Timothy Miller Ph.D.

Clinical Psychologist

Psychiatric Medication

Some of my clients are already taking psychiatric medication when they make their first appointment for counseling with me. Others start taking such medicine after they start seeing me for counseling, usually on my recommendation. Overall, about a third of my counseling clients take psychiatric medication at some point in their treatment with me.

Modern psychiatric medications, particularly antidepressants, are a kind of miracle. They save lives (from suicide) prevent disability, and alleviate misery. On the other hand, they are the pharmaceutical industry's "dirty little secret." Whenever scientists test an antidepressant medicine on humans, many subjects drop out because of unacceptable side effects. Even when people feel much better on an antidepressant, and don't have side effect trouble, most say they feel only partly recovered from their depression. In other words, they don't feel as well as they did before they became depressed.

The most commonly taken psychiatric medications are either antidepressants (such as Prozac, Zoloft, Welbutrin, Pamelor, Celexa, Serzone and others) or anti-anxiety medications (such as Ativan, Xanax, Klonopin, Valium, Buspar, and others). Antidepressant medication also relieves anxiety, although it takes longer to work, and side effects are more of a problem. On the other hand, antidepressants have the advantage of not being addictive or abusable. Most anti-anxiety medications can cause tolerance and dependence. Both antidepressants and anti-anxiety medications can help with sleep disturbance, a problem commonly associated both with anxiety and depression.

Most psychiatric medication is prescribed by primary care physicians, not by psychiatrists. In San Joaquin County, this is probably a good thing, because there is a shortage of psychiatrists. In straightforward cases, it's reasonable for primary care physicians to prescribe psychiatric medication.
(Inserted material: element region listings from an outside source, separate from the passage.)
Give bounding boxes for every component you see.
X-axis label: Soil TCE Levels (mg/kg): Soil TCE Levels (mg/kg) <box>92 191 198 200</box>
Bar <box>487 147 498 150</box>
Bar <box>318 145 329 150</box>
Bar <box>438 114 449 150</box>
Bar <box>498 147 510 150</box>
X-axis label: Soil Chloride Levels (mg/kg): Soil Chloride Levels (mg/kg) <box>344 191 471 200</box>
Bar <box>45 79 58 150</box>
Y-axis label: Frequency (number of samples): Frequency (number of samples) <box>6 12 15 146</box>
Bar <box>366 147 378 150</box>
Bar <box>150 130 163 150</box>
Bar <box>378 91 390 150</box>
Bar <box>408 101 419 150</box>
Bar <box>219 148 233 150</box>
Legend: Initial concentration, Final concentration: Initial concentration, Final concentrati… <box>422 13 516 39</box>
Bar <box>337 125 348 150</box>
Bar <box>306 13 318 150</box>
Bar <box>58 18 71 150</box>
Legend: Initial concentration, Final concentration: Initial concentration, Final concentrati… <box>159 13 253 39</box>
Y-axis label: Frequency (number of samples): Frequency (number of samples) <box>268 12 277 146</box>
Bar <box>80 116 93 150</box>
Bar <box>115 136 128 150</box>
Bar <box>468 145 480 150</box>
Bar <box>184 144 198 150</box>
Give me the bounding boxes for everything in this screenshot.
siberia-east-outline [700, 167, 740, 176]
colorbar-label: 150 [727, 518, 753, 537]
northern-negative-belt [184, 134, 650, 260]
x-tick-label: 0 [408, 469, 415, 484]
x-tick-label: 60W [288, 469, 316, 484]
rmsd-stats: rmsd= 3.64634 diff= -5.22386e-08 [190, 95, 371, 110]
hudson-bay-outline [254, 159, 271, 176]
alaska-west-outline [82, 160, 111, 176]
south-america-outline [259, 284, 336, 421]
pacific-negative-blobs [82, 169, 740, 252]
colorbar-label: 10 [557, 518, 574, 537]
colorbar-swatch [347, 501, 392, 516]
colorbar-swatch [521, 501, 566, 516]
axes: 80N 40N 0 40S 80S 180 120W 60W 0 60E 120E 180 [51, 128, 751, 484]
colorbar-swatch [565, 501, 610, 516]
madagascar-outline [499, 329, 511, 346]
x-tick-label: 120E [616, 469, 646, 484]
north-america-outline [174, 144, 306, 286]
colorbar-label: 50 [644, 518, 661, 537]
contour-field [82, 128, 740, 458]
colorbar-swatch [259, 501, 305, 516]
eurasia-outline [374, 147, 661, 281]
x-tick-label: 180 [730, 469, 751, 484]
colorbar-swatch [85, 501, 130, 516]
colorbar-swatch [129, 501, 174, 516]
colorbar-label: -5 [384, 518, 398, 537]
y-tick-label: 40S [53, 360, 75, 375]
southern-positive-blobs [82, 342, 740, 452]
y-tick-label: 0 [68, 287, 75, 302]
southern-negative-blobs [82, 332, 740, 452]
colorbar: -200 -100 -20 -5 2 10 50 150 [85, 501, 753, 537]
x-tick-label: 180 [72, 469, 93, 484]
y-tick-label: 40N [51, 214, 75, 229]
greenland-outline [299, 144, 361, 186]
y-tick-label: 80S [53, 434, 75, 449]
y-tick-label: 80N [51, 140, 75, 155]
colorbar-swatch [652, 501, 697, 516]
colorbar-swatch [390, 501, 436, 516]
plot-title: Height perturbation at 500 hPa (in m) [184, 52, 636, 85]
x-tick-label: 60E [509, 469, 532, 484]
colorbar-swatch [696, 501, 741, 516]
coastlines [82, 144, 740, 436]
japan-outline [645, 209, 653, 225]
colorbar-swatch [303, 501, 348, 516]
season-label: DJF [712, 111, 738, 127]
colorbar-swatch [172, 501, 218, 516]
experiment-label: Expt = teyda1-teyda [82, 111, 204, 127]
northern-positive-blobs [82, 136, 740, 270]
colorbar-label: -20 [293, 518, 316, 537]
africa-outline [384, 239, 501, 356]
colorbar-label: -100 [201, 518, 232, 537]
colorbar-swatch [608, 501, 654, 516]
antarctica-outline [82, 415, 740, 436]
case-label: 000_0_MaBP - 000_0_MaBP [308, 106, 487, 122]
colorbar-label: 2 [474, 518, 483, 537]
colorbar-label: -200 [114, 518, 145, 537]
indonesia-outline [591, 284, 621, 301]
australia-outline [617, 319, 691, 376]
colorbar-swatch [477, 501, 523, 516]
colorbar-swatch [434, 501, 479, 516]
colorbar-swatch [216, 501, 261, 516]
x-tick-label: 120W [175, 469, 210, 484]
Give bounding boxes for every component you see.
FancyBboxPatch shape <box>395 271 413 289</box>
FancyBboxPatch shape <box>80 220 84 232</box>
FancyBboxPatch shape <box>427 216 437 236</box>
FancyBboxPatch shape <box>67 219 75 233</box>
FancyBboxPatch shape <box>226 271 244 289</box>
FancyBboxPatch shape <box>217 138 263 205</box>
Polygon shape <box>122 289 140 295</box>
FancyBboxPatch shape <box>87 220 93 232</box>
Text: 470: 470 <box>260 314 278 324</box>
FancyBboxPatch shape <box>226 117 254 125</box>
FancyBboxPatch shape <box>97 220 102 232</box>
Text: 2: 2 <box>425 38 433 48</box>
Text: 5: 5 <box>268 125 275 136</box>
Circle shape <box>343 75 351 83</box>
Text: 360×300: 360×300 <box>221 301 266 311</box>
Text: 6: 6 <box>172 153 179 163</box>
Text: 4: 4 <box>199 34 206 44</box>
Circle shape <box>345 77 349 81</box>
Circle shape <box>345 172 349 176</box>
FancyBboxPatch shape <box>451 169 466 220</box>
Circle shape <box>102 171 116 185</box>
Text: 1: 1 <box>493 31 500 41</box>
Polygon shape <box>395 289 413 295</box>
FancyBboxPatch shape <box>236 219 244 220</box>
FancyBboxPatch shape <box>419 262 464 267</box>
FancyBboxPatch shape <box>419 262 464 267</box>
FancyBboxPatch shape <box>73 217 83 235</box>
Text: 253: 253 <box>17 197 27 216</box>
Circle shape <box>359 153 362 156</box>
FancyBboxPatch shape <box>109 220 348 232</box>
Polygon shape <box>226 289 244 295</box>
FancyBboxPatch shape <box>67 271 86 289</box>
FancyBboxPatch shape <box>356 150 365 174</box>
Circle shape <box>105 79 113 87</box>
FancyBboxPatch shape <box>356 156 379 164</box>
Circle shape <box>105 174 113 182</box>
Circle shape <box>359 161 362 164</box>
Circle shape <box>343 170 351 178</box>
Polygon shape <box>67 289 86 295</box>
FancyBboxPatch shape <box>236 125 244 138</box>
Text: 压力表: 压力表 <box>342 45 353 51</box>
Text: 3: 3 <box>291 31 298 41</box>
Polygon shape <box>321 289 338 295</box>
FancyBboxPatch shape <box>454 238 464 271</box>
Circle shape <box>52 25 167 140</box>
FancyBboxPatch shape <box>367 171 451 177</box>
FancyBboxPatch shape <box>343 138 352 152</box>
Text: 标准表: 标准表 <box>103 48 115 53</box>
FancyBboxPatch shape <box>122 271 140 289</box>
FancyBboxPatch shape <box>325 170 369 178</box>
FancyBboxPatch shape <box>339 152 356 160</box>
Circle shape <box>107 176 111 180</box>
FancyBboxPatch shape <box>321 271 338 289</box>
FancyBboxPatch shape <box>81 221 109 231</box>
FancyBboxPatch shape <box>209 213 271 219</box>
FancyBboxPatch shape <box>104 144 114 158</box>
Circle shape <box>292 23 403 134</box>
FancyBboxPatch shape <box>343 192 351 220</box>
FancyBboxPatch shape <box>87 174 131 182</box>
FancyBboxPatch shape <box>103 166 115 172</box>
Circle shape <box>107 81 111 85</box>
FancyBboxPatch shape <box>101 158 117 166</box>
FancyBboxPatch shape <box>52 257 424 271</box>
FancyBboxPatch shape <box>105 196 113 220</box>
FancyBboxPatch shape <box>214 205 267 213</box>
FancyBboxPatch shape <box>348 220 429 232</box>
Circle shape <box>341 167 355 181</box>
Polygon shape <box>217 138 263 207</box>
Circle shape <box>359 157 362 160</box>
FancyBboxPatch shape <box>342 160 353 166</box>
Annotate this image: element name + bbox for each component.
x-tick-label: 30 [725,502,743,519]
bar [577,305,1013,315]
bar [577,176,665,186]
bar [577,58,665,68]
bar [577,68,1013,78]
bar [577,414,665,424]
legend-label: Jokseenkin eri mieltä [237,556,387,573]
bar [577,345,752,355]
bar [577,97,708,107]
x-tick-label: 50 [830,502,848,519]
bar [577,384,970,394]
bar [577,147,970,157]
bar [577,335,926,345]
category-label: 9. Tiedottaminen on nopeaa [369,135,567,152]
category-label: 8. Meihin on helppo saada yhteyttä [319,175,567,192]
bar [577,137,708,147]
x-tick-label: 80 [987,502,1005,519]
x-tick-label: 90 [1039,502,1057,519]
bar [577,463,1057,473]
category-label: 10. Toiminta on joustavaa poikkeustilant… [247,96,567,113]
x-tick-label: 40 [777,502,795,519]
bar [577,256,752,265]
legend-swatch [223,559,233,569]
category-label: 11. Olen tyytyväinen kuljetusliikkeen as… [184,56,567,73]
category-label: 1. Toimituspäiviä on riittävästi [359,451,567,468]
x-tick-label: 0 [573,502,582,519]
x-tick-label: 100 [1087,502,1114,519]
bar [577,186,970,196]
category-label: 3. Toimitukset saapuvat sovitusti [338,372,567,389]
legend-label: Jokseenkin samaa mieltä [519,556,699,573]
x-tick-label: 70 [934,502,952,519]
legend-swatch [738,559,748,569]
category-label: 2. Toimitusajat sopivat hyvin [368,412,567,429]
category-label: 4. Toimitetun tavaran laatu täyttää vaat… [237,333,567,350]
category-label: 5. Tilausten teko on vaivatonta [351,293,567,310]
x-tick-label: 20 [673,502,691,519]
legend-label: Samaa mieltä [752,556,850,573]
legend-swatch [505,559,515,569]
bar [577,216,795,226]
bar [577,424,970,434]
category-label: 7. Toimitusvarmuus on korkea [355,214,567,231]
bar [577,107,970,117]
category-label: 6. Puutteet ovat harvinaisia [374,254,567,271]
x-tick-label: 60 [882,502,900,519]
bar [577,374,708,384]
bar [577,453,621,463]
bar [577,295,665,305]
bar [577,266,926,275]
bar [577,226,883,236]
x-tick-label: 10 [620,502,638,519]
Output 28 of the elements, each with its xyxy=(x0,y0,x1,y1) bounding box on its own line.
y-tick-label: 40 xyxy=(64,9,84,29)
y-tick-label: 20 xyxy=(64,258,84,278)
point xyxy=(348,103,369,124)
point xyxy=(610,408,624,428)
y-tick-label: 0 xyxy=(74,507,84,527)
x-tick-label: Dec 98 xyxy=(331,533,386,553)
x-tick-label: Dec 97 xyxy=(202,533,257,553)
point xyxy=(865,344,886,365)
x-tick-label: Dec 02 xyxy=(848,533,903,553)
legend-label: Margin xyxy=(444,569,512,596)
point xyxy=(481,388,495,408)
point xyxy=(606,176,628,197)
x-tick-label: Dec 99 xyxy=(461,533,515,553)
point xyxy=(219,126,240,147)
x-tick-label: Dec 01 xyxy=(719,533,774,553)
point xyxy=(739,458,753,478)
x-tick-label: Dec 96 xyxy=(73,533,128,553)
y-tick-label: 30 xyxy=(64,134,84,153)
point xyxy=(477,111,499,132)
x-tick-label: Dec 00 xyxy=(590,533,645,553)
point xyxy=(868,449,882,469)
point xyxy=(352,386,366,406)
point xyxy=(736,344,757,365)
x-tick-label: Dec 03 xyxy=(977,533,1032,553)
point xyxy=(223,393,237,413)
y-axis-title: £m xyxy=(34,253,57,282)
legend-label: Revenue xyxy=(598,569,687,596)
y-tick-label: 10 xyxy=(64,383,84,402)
Psychiatrists should be consulted in complex cases that have not responded well to conventional treatment.

I am not a physician (psychologists have Ph.D. degrees, not M.D. degrees) so I cannot prescribe. I am familiar with most psychiatric medications, and I can advise my clients about the risks and benefits of various psychiatric medications. I will confer with a primary care physician or a psychiatrist, as necessary, if a counseling client needs medication.

Antidepressant medication is usually necessary in cases of catastrophic depression and other severe mental disorders. Even then, counseling combined with medication is more likely to produce good results than medication alone. For other less severe problems, some of my clients prefer at least to try medicine, while others prefer to avoid it, if possible. Either position is reasonable. Contrary to drug company propaganda, many mental disorders respond well to counseling alone.